More women are drinking and driving: What is the cause?
Many experts have hypothesized the reason that more women are drinking and driving. Binge drinking (consuming more than four drinks in a sitting for women and five for men) rates are also rising for women. Some think that today’s women have to deal with more stress than their predecessors. More equality in the workplace combined with the same amount of home life duties may be causing more women to turn to alcohol. Because of the recession, women’s incomes have become more important because so many men have lost their jobs. Meanwhile, women are still responsible for most of the child-rearing responsibilities.
In addition, there are more female drivers on the roads today. In fact, female drivers outnumber male drivers. So part of the cause may just be that more women are drinking and driving because more women are driving.
Another theory points to the increase in the female-directed marketing campaigns for marketing.
In addition, women may not realize that alcohol tends have a greater effect than it does on men. The same number of drinks may put a woman over the legal limit while the man is still able to drive.
More women are drinking and driving: Who’s at risk?
Studies show that women who drink and drive tend to share similar characteristics. They tend to be unmarried and have less steady employment compared to men who drink and drive. Women who drink and drive were also more likely to have a primary problem with drugs like cocaine and/or a psychological problem like depression and bipolar disorder. Also, young women wanting to fit in, young mothers after the birth of a baby, and empty nesters drink and drive more often.
Women are also more likely to have children in the car, so more women drinking and driving also means more children at risk of fatal car accidents.

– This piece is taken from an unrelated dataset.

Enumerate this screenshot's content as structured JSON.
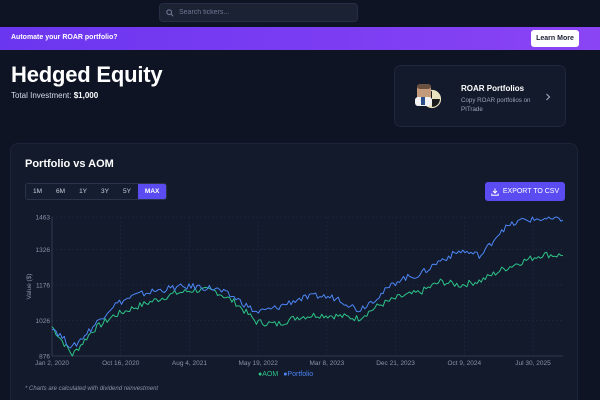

More women are drinking and driving: Getting help
Unfortunately women with drinking problems are much less likely to seek help than their male counterparts. Unlike men, women tend to drink alone and at home, which enables them to hide a problem from friends and family. When women do seek treatment, it is usually after something catastrophic has already happened. Women also tend to have most of the responsibility in raising children, so they are less likely to be able to go to inpatient treatment centers.